For the Portuguese, the day’s main meal is at lunchtime when time is taken to relax and savour great food and good company whilst shading from the midday heat. Lunch usually consists of three courses served between 12h00 and 15h00. Evening meal times are similar to Northern Europe and most restaurants are closed by midnight.
There’s nothing more amusing to the Portuguese than bombarding us foreign tourists with an overabundance of different names to describe similar items and the names of Portugal’s eateries are no exception. However with a mere basic understanding of each term used can help you match the dining experience to your tastes, appetite and budget. MADABOUTLISBON.COM is here to guide you through.
Eateries who call themselves Restaurante may not be as formal as you would expect. Dinning out in Portugal is a family affair with two or three generations sharing a table. Prices too may not be as expensive as you think, in general eating out is good value in Lisbon. Restaurante Típico suggests a regional specialty.
In addition to selling wine produced on an estate, an Adega may also have a restaurant or bar. The term refers to fresh farm produce, someones from a single estate, is served on the premises, it can be wine, olive oil, preserves, sausages, meat or vegetables. A term not seen much is Casa de Pasto which describes a canteen type dining establishment with a set menu meal.
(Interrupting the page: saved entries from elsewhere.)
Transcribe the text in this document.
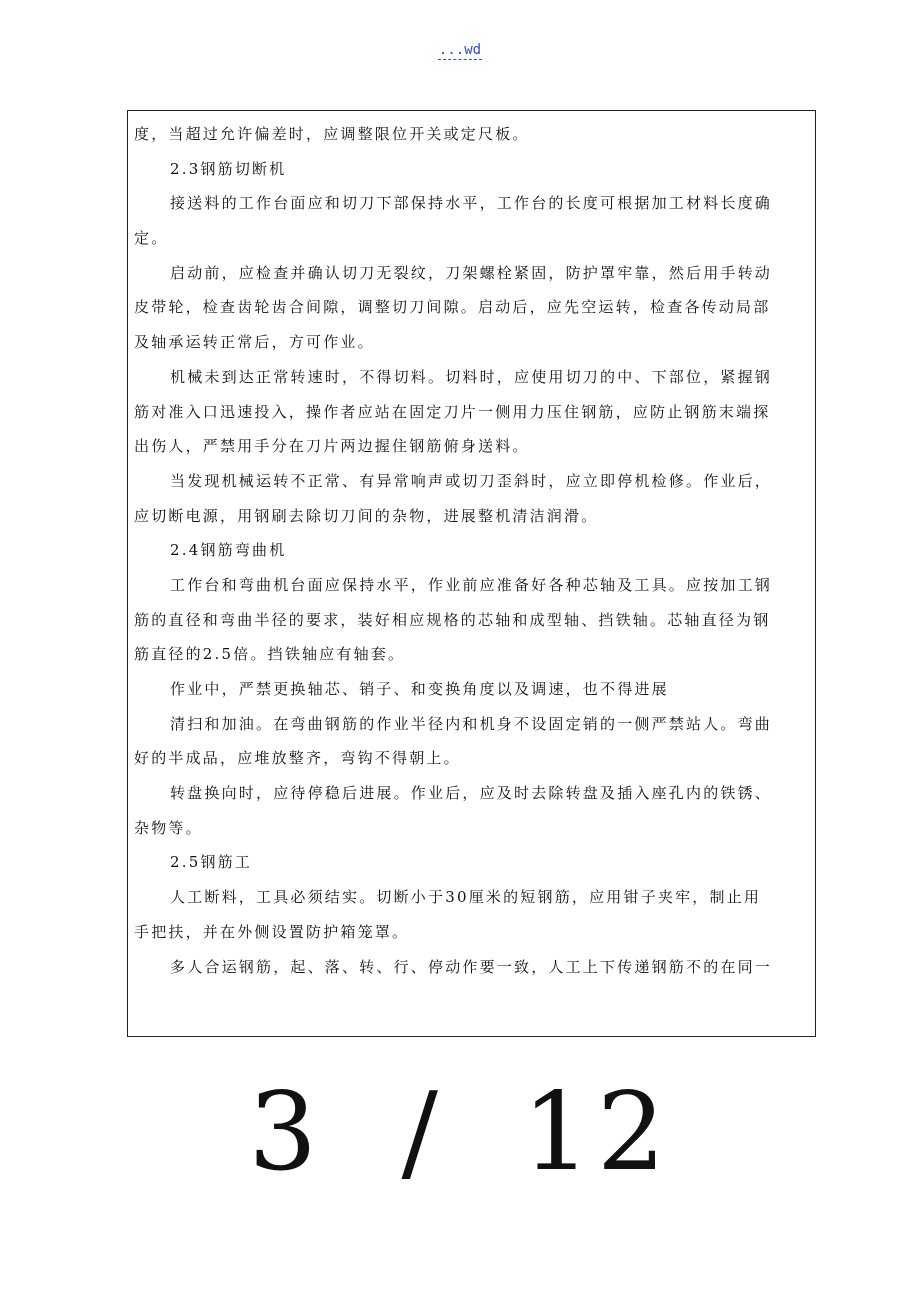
...wd
度，当超过允许偏差时，应调整限位开关或定尺板。
2.3钢筋切断机
接送料的工作台面应和切刀下部保持水平，工作台的长度可根据加工材料长度确
定。
启动前，应检查并确认切刀无裂纹，刀架螺栓紧固，防护罩牢靠，然后用手转动
皮带轮，检查齿轮齿合间隙，调整切刀间隙。启动后，应先空运转，检查各传动局部
及轴承运转正常后，方可作业。
机械未到达正常转速时，不得切料。切料时，应使用切刀的中、下部位，紧握钢
筋对准入口迅速投入，操作者应站在固定刀片一侧用力压住钢筋，应防止钢筋末端探
出伤人，严禁用手分在刀片两边握住钢筋俯身送料。
当发现机械运转不正常、有异常响声或切刀歪斜时，应立即停机检修。作业后，
应切断电源，用钢刷去除切刀间的杂物，进展整机清洁润滑。
2.4钢筋弯曲机
工作台和弯曲机台面应保持水平，作业前应准备好各种芯轴及工具。应按加工钢
筋的直径和弯曲半径的要求，装好相应规格的芯轴和成型轴、挡铁轴。芯轴直径为钢
筋直径的2.5倍。挡铁轴应有轴套。
作业中，严禁更换轴芯、销子、和变换角度以及调速，也不得进展
清扫和加油。在弯曲钢筋的作业半径内和机身不设固定销的一侧严禁站人。弯曲
好的半成品，应堆放整齐，弯钩不得朝上。
转盘换向时，应待停稳后进展。作业后，应及时去除转盘及插入座孔内的铁锈、
杂物等。
2.5钢筋工
人工断料，工具必须结实。切断小于30厘米的短钢筋，应用钳子夹牢，制止用
手把扶，并在外侧设置防护箱笼罩。
多人合运钢筋，起、落、转、行、停动作要一致，人工上下传递钢筋不的在同一
3 / 12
A great budget choice if you're not too choosey. A popular choice is a Churrasqueira/Churrascaria which translates as a grill house and specialise in cooking chicken, meat and fish on coals, often in belly-busting portions. A Frangasqueira is a grill house specialising in chicken and where you're most likely to find chicken peri peri. Chips and rice are usual sides to these restaurants. A Fumeiro means smokehouse and a description used in the Beiras and Alentejo regions and in Lisbon, restaurants specialising in those regional dishes. Expect cured meats, sausages, smoked presunto and pork items.
A Marisqueira is a specialist seafood restaurant. Fish is the Portuguese staple food and their fish restaurants are as varied as the dishes found on the menus. They can be expensive, especially if ingredients are sold by the KG. They can also be unpretentious and homely. Freshness is the key and not all items listed on the menu will be available all the time. Whats on offer is dependent on what has been caught that day. A Taberna or tasquinha is another name for a informal restaurant usually frequented by a regular local clientele. Quite often they'll have a local specialty and may not even have a menu. They're most busy at lunch times and seating is informal with diners eating at the bar or sharing tables. In Spain a Tasca is a tapas bar but in Portugal it refers to a small inexpensive family run establishment. The service will be a homely experience and portions likely to be generous.